Today’s postal customers have many choices. That’s why we value your business and work hard, every day, to provide the level of professional service you expect and deserve.

 Lorraine Castellano

District manager

Long Island District, U.S. Postal Service

How he’d handle village code offenders

To the Editor:

Thank you for publishing “Increase fines for public urination” (Sept. 29- Oct. 5) regarding public urination violations in Rockville Centre and my recommendations for curbing the ubiquitous crass act. I’ve read with interest other letters on the subject, which indicate substantial public awareness of the matter.

I’ve also received many calls and have been stopped on the streets in town by like-minded residents. They also commented on other pertinent issues that affect the ambiance of our community, which reflects greatly on our attractiveness to both local and out-of-town patrons of village restaurants, the theater and other fine shops. They expect at least a modicum of a welcoming appearance as well as cleanliness. But if left neglected, the much-needed patrons will seek other places in Nassau County to take their families.

There appears to be another issue: smokers who, now forbidden to smoke in restaurants and stores, step outside, and leave in their wake at closing time a mound of cigarette butts that would make anyone wretch at the smell. Somehow interspersed with the discarded nicotine nubs are thousands of spit-out wads of gum that, over time, have become stuck in the cement in and around the rear entrances of a number of establishments on North Park Avenue near Sunrise Highway. Simple, suitably sized cans filled with sand and placed outside those establishments, would be a perfect location for discarded butts. Another can for gum could also be used, with, of course, suitable signs (in a number of languages) instructing people on how to use them.
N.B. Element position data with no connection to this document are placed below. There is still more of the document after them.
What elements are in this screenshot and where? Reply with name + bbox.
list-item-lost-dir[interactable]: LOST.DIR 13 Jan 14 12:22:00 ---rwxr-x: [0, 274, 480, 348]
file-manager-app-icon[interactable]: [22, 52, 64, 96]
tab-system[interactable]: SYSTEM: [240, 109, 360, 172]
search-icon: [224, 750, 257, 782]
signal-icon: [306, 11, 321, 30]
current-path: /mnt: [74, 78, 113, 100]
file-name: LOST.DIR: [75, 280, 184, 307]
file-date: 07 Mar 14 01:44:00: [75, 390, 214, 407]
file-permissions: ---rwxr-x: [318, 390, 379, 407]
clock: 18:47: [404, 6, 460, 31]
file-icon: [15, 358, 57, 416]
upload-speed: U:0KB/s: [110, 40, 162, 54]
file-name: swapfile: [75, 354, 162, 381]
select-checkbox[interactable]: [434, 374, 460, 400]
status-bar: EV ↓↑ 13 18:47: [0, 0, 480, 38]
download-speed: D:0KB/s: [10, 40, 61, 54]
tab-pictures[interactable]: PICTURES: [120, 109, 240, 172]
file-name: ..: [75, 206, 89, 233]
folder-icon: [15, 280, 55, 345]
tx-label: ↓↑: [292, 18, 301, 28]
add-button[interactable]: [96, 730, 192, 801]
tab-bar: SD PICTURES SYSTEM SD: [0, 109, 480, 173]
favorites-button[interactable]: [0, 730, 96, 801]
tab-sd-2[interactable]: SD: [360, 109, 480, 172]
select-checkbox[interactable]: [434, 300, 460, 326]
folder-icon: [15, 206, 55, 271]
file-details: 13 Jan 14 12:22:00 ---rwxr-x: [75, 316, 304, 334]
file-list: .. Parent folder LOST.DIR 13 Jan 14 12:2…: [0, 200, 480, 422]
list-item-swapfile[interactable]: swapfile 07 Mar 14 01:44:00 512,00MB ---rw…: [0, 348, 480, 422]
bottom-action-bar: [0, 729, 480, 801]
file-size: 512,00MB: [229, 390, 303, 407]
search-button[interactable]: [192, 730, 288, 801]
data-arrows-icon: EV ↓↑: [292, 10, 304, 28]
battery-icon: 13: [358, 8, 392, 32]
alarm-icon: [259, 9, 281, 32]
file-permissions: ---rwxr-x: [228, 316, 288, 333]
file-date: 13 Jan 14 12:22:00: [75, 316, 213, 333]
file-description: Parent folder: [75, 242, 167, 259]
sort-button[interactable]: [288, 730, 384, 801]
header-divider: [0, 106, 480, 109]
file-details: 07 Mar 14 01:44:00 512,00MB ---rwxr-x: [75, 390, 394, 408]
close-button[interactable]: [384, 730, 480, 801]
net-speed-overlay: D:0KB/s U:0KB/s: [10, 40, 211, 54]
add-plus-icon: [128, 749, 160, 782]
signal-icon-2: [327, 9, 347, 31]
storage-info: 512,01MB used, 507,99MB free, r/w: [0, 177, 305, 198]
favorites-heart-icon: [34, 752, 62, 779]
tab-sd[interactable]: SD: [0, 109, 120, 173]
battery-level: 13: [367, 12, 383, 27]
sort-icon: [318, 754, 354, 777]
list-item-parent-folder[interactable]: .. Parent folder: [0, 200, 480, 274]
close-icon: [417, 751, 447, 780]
I’ve been asked by many people what fine I’d impose on violators of the public urination law. I would say $300 for a first violation, $500 for the second and $1,000 for a “three-peat” offender. I will practically guarantee compliance with the ordinance after the first few fines are imposed. But to be fair, it would require that businesses install signs in their restrooms, notifying patrons of the new law and the fines. (The signs can be printed by the village and sold to the businesses as a source of revenue. Not much, but every penny counts these days.) The cigarette and gum fines both could be $150 for the first offense, $200 for the second and $300 after that.

I happen to love this village and those who make it tick, including the mayor and trustees, the police who keep the peace, firefighters who protect us and our homes, the office workers and various department personnel, the people who live here and the store owners who have chosen to earn their livelihood in this fair town. We are all one large, diverse and proud people. We cannot afford to allow our village to decline into a morass of decadence.

While the issues may seem trite to some, they are the first signs of a loss of dignity. If we lose personal dignity, public dignity isn’t far behind. Many an empire has fallen for the lack of moral dignity. We are Americans, and we are better than that.